Decorators and Generators

Decorators and generators are two powerful advanced features that distinguish Python from many other languages. Decorators allow you to modify or extend the behavior of functions and classes without changing their source code — they are used extensively in web frameworks like Flask and Django. Generators provide a memory-efficient way to work with large or infinite sequences of data by producing values lazily, one at a time, instead of computing everything upfront. Mastering these features will significantly elevate your Python programming skills.

Understanding Decorators

# A decorator is a function that takes a function and returns a modified version
import time
import functools

def timer(func):
    """Measure execution time of a function."""
    @functools.wraps(func)   # Preserves original function metadata
    def wrapper(*args, **kwargs):
        start = time.time()
        result = func(*args, **kwargs)
        elapsed = time.time() - start
        print(f"{func.__name__} took {elapsed:.4f} seconds")
        return result
    return wrapper

@timer
def slow_function():
    time.sleep(1)
    return "Done"

result = slow_function()  # "slow_function took 1.0012 seconds"

# Without decorator syntax, equivalent to:
# slow_function = timer(slow_function)

Practical Decorators

# Retry decorator
def retry(max_attempts=3, delay=1):
    def decorator(func):
        @functools.wraps(func)
        def wrapper(*args, **kwargs):
            for attempt in range(1, max_attempts + 1):
                try:
                    return func(*args, **kwargs)
                except Exception as e:
                    if attempt == max_attempts:
                        raise
                    print(f"Attempt {attempt} failed: {e}. Retrying...")
                    time.sleep(delay)
        return wrapper
    return decorator

@retry(max_attempts=3, delay=0.5)
def fetch_data(url):
    import random
    if random.random() < 0.7:
        raise ConnectionError("Network error")
    return {"data": "success"}

# Cache decorator (memoization)
def memoize(func):
    cache = {}
    @functools.wraps(func)
    def wrapper(*args):
        if args not in cache:
            cache[args] = func(*args)
        return cache[args]
    return wrapper

@memoize
def fibonacci(n):
    if n < 2:
        return n
    return fibonacci(n - 1) + fibonacci(n - 2)

print(fibonacci(100))  # Instant!
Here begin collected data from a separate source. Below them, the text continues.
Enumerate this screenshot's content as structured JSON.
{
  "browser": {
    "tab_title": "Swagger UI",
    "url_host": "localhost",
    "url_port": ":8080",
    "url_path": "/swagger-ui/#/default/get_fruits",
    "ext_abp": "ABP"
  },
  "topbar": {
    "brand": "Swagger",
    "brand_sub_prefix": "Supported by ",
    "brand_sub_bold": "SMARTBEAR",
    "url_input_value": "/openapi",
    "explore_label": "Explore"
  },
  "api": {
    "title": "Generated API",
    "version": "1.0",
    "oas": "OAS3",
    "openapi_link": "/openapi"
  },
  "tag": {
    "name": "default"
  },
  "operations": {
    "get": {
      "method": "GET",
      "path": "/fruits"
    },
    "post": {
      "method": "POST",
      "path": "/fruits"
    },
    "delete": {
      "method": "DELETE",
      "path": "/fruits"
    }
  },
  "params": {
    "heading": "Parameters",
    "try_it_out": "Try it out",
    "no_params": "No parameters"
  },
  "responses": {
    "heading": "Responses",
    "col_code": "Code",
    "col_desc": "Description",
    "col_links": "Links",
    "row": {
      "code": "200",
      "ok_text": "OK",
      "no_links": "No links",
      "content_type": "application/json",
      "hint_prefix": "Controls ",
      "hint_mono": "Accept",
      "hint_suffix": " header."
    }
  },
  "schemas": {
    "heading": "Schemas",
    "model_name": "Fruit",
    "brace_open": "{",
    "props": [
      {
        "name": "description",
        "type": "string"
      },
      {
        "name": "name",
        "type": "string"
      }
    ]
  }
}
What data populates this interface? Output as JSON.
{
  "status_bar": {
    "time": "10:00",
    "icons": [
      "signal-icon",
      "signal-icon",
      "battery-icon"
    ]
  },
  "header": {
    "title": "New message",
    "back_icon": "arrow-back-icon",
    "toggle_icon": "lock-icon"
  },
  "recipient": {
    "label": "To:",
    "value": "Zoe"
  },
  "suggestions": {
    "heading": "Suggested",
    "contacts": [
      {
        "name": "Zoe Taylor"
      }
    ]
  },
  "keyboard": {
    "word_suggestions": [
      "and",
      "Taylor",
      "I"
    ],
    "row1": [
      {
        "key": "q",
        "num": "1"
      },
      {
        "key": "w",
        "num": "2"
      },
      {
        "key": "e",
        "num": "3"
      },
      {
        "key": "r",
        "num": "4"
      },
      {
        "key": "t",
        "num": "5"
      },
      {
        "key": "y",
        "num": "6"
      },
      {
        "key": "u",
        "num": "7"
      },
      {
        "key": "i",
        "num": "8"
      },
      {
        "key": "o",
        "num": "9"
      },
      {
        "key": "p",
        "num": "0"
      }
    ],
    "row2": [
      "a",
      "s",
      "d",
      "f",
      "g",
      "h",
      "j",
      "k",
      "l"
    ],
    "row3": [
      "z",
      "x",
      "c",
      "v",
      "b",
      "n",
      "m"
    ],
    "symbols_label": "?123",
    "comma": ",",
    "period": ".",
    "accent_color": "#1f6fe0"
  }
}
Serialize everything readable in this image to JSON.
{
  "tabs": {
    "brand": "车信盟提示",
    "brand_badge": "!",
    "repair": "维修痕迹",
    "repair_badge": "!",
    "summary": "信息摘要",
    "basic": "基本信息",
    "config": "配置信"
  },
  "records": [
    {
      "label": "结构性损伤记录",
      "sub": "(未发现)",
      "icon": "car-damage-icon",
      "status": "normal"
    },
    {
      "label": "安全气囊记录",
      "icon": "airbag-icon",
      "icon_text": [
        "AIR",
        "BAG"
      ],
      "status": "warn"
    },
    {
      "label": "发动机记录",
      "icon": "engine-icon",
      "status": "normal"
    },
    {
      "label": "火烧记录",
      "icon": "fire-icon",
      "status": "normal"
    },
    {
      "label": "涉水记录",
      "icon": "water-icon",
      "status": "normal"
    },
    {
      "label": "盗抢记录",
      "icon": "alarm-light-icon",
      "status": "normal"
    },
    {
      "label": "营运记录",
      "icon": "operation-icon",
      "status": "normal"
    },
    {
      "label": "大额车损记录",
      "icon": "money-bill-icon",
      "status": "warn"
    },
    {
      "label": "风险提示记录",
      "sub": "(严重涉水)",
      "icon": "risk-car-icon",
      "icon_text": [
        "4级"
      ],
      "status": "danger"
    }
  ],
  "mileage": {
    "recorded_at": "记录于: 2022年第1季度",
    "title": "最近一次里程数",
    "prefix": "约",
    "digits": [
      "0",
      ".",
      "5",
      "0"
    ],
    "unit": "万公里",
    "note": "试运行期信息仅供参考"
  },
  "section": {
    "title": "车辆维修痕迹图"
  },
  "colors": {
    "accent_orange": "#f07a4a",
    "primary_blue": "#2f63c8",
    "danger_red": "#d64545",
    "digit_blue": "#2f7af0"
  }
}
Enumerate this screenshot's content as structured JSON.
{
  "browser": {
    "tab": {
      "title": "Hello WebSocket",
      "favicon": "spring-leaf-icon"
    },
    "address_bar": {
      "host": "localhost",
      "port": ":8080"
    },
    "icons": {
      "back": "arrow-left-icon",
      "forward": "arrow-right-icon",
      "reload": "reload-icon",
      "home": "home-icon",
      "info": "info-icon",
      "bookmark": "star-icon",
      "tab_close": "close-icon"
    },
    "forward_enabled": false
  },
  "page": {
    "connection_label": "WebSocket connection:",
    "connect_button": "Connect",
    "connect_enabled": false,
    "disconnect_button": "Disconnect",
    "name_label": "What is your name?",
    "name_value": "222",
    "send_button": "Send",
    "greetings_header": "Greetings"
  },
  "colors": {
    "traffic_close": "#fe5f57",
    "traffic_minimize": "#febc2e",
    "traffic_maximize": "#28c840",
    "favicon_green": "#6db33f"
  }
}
Without memoization, this would take forever

# Python 3.9+ has built-in: @functools.lru_cache or @functools.cache

Generators

# A generator function uses 'yield' instead of 'return'
def countdown(n):
    while n > 0:
        yield n
        n -= 1

# Calling the function returns a generator object
gen = countdown(5)
print(next(gen))  # 5
print(next(gen))  # 4
print(next(gen))  # 3

# Iterate over remaining values
for num in gen:
    print(num)  # 2, 1

# Generator for reading large files line by line
def read_large_file(file_path):
    with open(file_path, "r") as f:
        for line in f:
            yield line.strip()

# Memory-efficient processing
# for line in read_large_file("huge_file.txt"):
#     process(line)  # Only one line in memory at a time

# Infinite generator
def fibonacci_gen():
    a, b = 0, 1
    while True:
        yield a
        a, b = b, a + b

# Take first 10 Fibonacci numbers
fib = fibonacci_gen()
first_10 = [next(fib) for _ in range(10)]
print(first_10)  # [0, 1, 1, 2, 3, 5, 8, 13, 21, 34]

Generator Pipelines

# Chain generators for data processing pipelines
def integers():
    n = 1
    while True:
        yield n
        n += 1

def squares(nums):
    for n in nums:
        yield n ** 2

def under_100(nums):
    for n in nums:
        if n >= 100:
            return
        yield n

# Pipeline: integers -> square -> filter under 100
pipeline = under_100(squares(integers()))
result = list(pipeline)
print(result)  # [1, 4, 9, 16, 25, 36, 49, 64, 81]

# yield from — delegate to sub-generator
def flatten(nested):
    for item in nested:
        if isinstance(item, list):
            yield from flatten(item)  # Recursive delegation
        else:
            yield item

data = [1, [2, 3], [4, [5, 6]], 7]
print(list(flatten(data)))  # [1, 2, 3, 4, 5, 6, 7]
Pro tip: Use functools.wraps in every decorator to preserve the original function's name, docstring, and other metadata. Without it, debugging and introspection become difficult because the decorated function appears to be the wrapper function instead.

Key Takeaways

  • Decorators modify function behavior without changing source code; they are functions that take and return functions.
  • Use @functools.wraps in decorators to preserve the original function's metadata.
  • Generators use yield to produce values lazily, making them memory-efficient for large or infinite sequences.
  • Generator pipelines chain multiple generators for clean, memory-efficient data processing.
  • Python's built-in @functools.lru_cache provides production-ready memoization without writing your own decorator.